Brief Talk With Factory's Management
Protesters arrived at the Roxel site at around 10:00 a.m. local time (09:00 GMT) and blocked the primary entrance to the factory.
Several other activists attempted to gain access to the factory proper, hoping to talk to senior management and present evidence of alleged war crimes in Yemen, some of which are believed to potentially involve Roxel missiles.
Thus, the activists presented the evidence of the weapons deal with Saudi Arabia to the HR manager and went on to speak of the country's war crimes in Yemen, which, according to Cooper, was left without any reaction by the factory's employee.

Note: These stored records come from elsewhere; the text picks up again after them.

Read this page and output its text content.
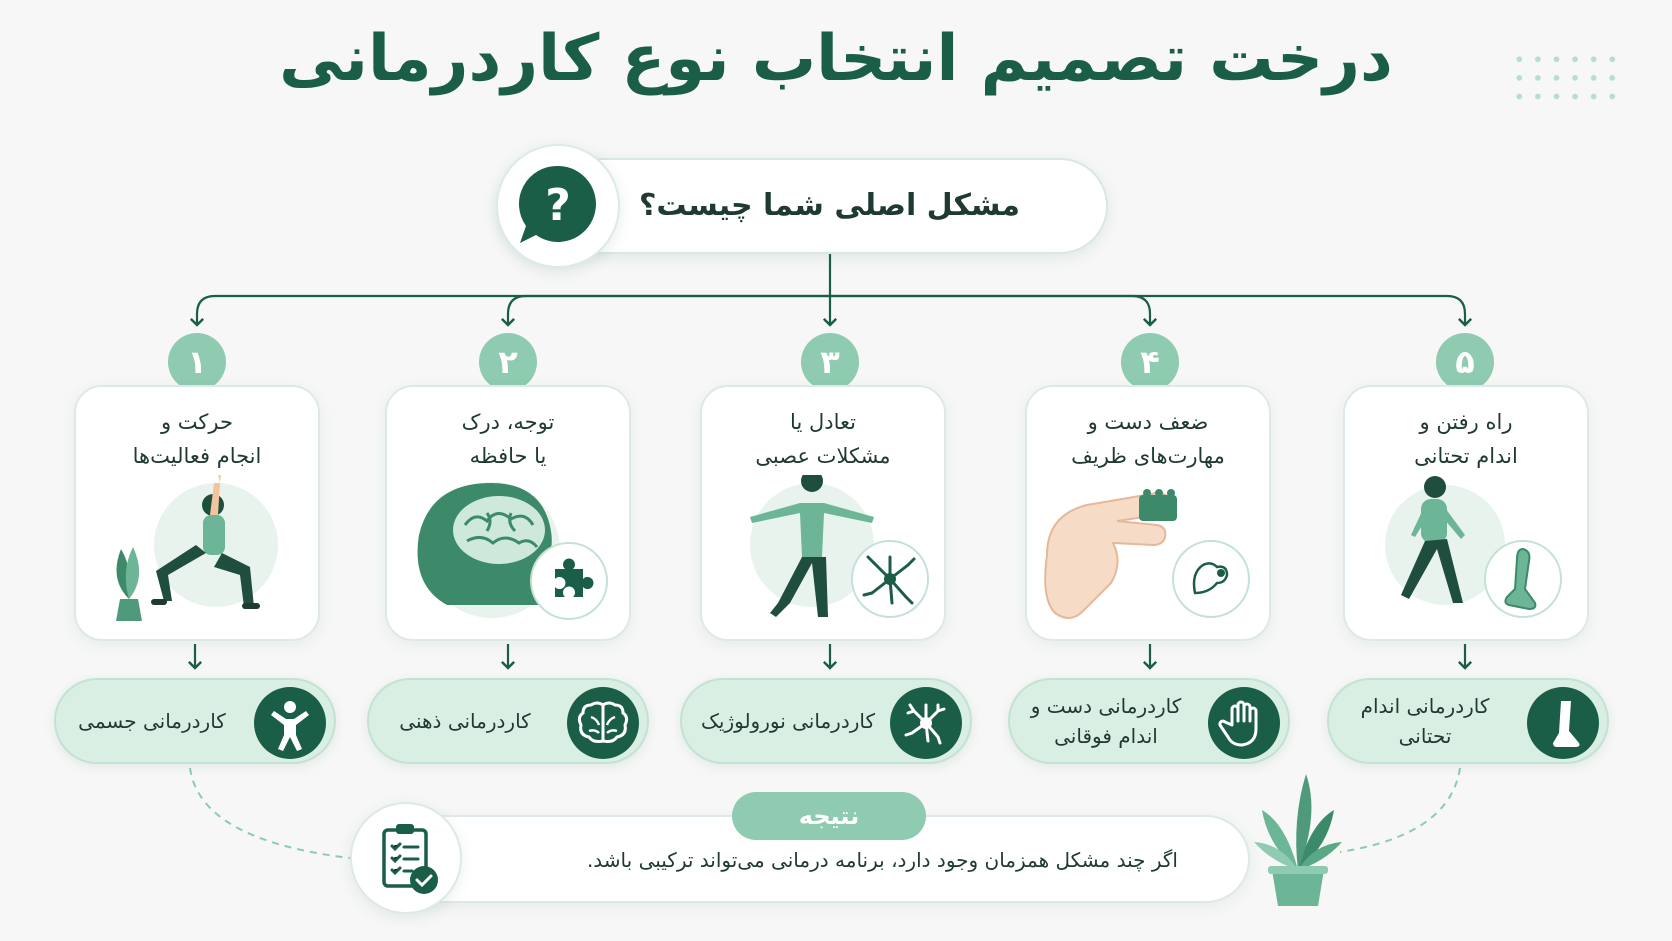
درخت تصمیم انتخاب نوع کاردرمانی
? مشکل اصلی شما چیست؟
۱	۲	۳	۴	۵
حرکت و
انجام فعالیت‌ها
توجه، درک
یا حافظه
تعادل یا
مشکلات عصبی
ضعف دست و
مهارت‌های ظریف
راه رفتن و
اندام تحتانی
کاردرمانی جسمی	کاردرمانی ذهنی	کاردرمانی نورولوژیک
کاردرمانی دست و اندام فوقانی
کاردرمانی اندام تحتانی
اگر چند مشکل همزمان وجود دارد، برنامه درمانی می‌تواند ترکیبی باشد.
نتیجه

"When I asked him directly as to what he was making and where it was going he basically could not tell us. He said he was not able to talk about that. He also did not give a reaction at all to the war crimes we were talking about," Cooper indicated.
Yemeni Conflict — Very British Issue
Protesters have then engaged in a prayer session to honor those killed since the launch of the Saudi-led coalition's military campaign in Yemen in 2015.

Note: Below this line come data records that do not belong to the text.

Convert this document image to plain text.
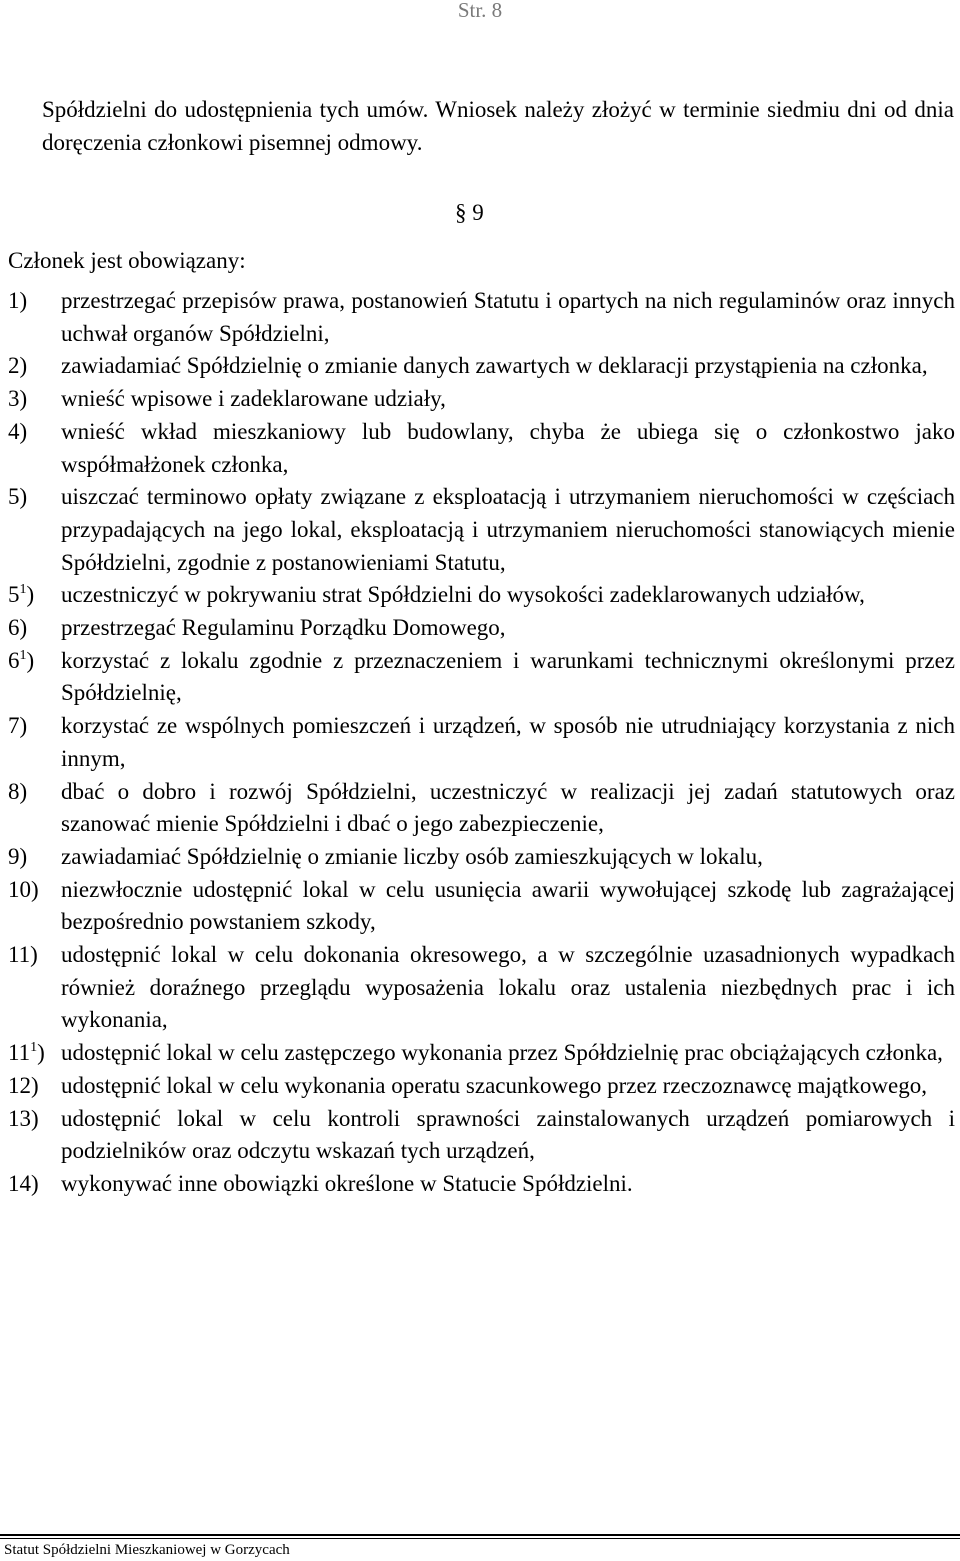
Str. 8

Spółdzielni do udostępnienia tych umów. Wniosek należy złożyć w terminie siedmiu dni od dnia doręczenia członkowi pisemnej odmowy.

§ 9
Członek jest obowiązany:
1) przestrzegać przepisów prawa, postanowień Statutu i opartych na nich regulaminów oraz innych uchwał organów Spółdzielni,
2) zawiadamiać Spółdzielnię o zmianie danych zawartych w deklaracji przystąpienia na członka,
3) wnieść wpisowe i zadeklarowane udziały,
4) wnieść wkład mieszkaniowy lub budowlany, chyba że ubiega się o członkostwo jako współmałżonek członka,
5) uiszczać terminowo opłaty związane z eksploatacją i utrzymaniem nieruchomości w częściach przypadających na jego lokal, eksploatacją i utrzymaniem nieruchomości stanowiących mienie Spółdzielni, zgodnie z postanowieniami Statutu,
$5^1$) uczestniczyć w pokrywaniu strat Spółdzielni do wysokości zadeklarowanych udziałów,
6) przestrzegać Regulaminu Porządku Domowego,
$6^1$) korzystać z lokalu zgodnie z przeznaczeniem i warunkami technicznymi określonymi przez Spółdzielnię,
7) korzystać ze wspólnych pomieszczeń i urządzeń, w sposób nie utrudniający korzystania z nich innym,
8) dbać o dobro i rozwój Spółdzielni, uczestniczyć w realizacji jej zadań statutowych oraz szanować mienie Spółdzielni i dbać o jego zabezpieczenie,
9) zawiadamiać Spółdzielnię o zmianie liczby osób zamieszkujących w lokalu,
10) niezwłocznie udostępnić lokal w celu usunięcia awarii wywołującej szkodę lub zagrażającej bezpośrednio powstaniem szkody,
11) udostępnić lokal w celu dokonania okresowego, a w szczególnie uzasadnionych wypadkach również doraźnego przeglądu wyposażenia lokalu oraz ustalenia niezbędnych prac i ich wykonania,
$11^1$) udostępnić lokal w celu zastępczego wykonania przez Spółdzielnię prac obciążających członka,
12) udostępnić lokal w celu wykonania operatu szacunkowego przez rzeczoznawcę majątkowego,
13) udostępnić lokal w celu kontroli sprawności zainstalowanych urządzeń pomiarowych i podzielników oraz odczytu wskazań tych urządzeń,
14) wykonywać inne obowiązki określone w Statucie Spółdzielni.
Statut Spółdzielni Mieszkaniowej w Gorzycach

"Yemen for me is a very British issue as Britain has sold so many weapons to Saudi Arabia, so I feel a particular responsibility, being British, to do something about that," Cooper acknowledged.
"With the Saudi air force targeting civilian targets… I'm convinced there are multiple cases of war crimes going on, and I fear it could escalate into a much more serious war," Cooper warned.

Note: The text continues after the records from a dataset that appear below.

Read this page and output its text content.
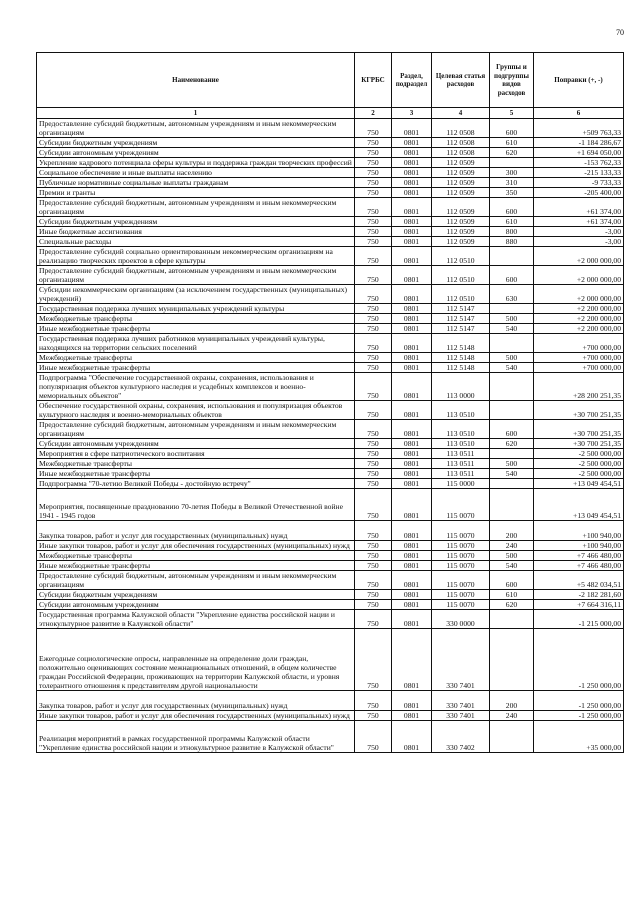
70
Наименование	КГРБС	Раздел, подраздел	Целевая статья расходов	Группы и подгруппы видов расходов	Поправки (+, -)
1	2	3	4	5	6
Предоставление субсидий бюджетным, автономным учреждениям и иным некоммерческим организациям	750	0801	112 0508	600	+509 763,33
Субсидии бюджетным учреждениям	750	0801	112 0508	610	-1 184 286,67
Субсидии автономным учреждениям	750	0801	112 0508	620	+1 694 050,00
Укрепление кадрового потенциала сферы культуры и поддержка граждан творческих профессий	750	0801	112 0509		-153 762,33
Социальное обеспечение и иные выплаты населению	750	0801	112 0509	300	-215 133,33
Публичные нормативные социальные выплаты гражданам	750	0801	112 0509	310	-9 733,33
Премии и гранты	750	0801	112 0509	350	-205 400,00
Предоставление субсидий бюджетным, автономным учреждениям и иным некоммерческим организациям	750	0801	112 0509	600	+61 374,00
Субсидии бюджетным учреждениям	750	0801	112 0509	610	+61 374,00
Иные бюджетные ассигнования	750	0801	112 0509	800	-3,00
Специальные расходы	750	0801	112 0509	880	-3,00
Предоставление субсидий социально ориентированным некоммерческим организациям на реализацию творческих проектов в сфере культуры	750	0801	112 0510		+2 000 000,00
Предоставление субсидий бюджетным, автономным учреждениям и иным некоммерческим организациям	750	0801	112 0510	600	+2 000 000,00
Субсидии некоммерческим организациям (за исключением государственных (муниципальных) учреждений)	750	0801	112 0510	630	+2 000 000,00
Государственная поддержка лучших муниципальных учреждений культуры	750	0801	112 5147		+2 200 000,00
Межбюджетные трансферты	750	0801	112 5147	500	+2 200 000,00
Иные межбюджетные трансферты	750	0801	112 5147	540	+2 200 000,00
Государственная поддержка лучших работников муниципальных учреждений культуры, находящихся на территории сельских поселений	750	0801	112 5148		+700 000,00
Межбюджетные трансферты	750	0801	112 5148	500	+700 000,00
Иные межбюджетные трансферты	750	0801	112 5148	540	+700 000,00
Подпрограмма "Обеспечение государственной охраны, сохранения, использования и популяризация объектов культурного наследия и усадебных комплексов и военно-мемориальных объектов"	750	0801	113 0000		+28 200 251,35
Обеспечение государственной охраны, сохранения, использования и популяризация объектов культурного наследия и военно-мемориальных объектов	750	0801	113 0510		+30 700 251,35
Предоставление субсидий бюджетным, автономным учреждениям и иным некоммерческим организациям	750	0801	113 0510	600	+30 700 251,35
Субсидии автономным учреждениям	750	0801	113 0510	620	+30 700 251,35
Мероприятия в сфере патриотического воспитания	750	0801	113 0511		-2 500 000,00
Межбюджетные трансферты	750	0801	113 0511	500	-2 500 000,00
Иные межбюджетные трансферты	750	0801	113 0511	540	-2 500 000,00
Подпрограмма "70-летию Великой Победы - достойную встречу"	750	0801	115 0000		+13 049 454,51
Мероприятия, посвященные празднованию 70-летия Победы в Великой Отечественной войне 1941 - 1945 годов	750	0801	115 0070		+13 049 454,51
Закупка товаров, работ и услуг для государственных (муниципальных) нужд	750	0801	115 0070	200	+100 940,00
Иные закупки товаров, работ и услуг для обеспечения государственных (муниципальных) нужд	750	0801	115 0070	240	+100 940,00
Межбюджетные трансферты	750	0801	115 0070	500	+7 466 480,00
Иные межбюджетные трансферты	750	0801	115 0070	540	+7 466 480,00
Предоставление субсидий бюджетным, автономным учреждениям и иным некоммерческим организациям	750	0801	115 0070	600	+5 482 034,51
Субсидии бюджетным учреждениям	750	0801	115 0070	610	-2 182 281,60
Субсидии автономным учреждениям	750	0801	115 0070	620	+7 664 316,11
Государственная программа Калужской области "Укрепление единства российской нации и этнокультурное развитие в Калужской области"	750	0801	330 0000		-1 215 000,00
Ежегодные социологические опросы, направленные на определение доли граждан, положительно оценивающих состояние межнациональных отношений, в общем количестве граждан Российской Федерации, проживающих на территории Калужской области, и уровня толерантного отношения к представителям другой национальности	750	0801	330 7401		-1 250 000,00
Закупка товаров, работ и услуг для государственных (муниципальных) нужд	750	0801	330 7401	200	-1 250 000,00
Иные закупки товаров, работ и услуг для обеспечения государственных (муниципальных) нужд	750	0801	330 7401	240	-1 250 000,00
Реализация мероприятий в рамках государственной программы Калужской области "Укрепление единства российской нации и этнокультурное развитие в Калужской области"	750	0801	330 7402		+35 000,00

London's continuing support for Saudi Arabia has proven contentious for much of the UK population, with polls indicating that just six percent of British citizens approve of continued arms exports.
Beginning of Long Struggle
The growing discontent with the UK-Saudi Arabian partnership has already found its manifestation in a series of protests during the visit of Saudi Crown Prince Mohammed bin Salman to the United Kingdom in early March when hundreds of people descended on Downing Street to protest his talks with Prime Minister Theresa May.
During manifestations many anti-war activists waved the Yemeni flags and openly accused both London and Riyadh of instigating a "humanitarian disaster."
According to figures compiled by the Campaign Against Arms Trade (CAAT), over 4.6 billion pounds ($6.4 billion) worth of military equipment has been approved by the UK government for export to Riyadh since the start of the Yemeni campaign three years ago.
Whereas the UK government continues to insist that such sales are in compliance with the international law, critics have become increasingly alarmed at increasing civilian deaths, lack of aid supplies and a sweeping cholera epidemic contributing to the humanitarian disaster in Yemen.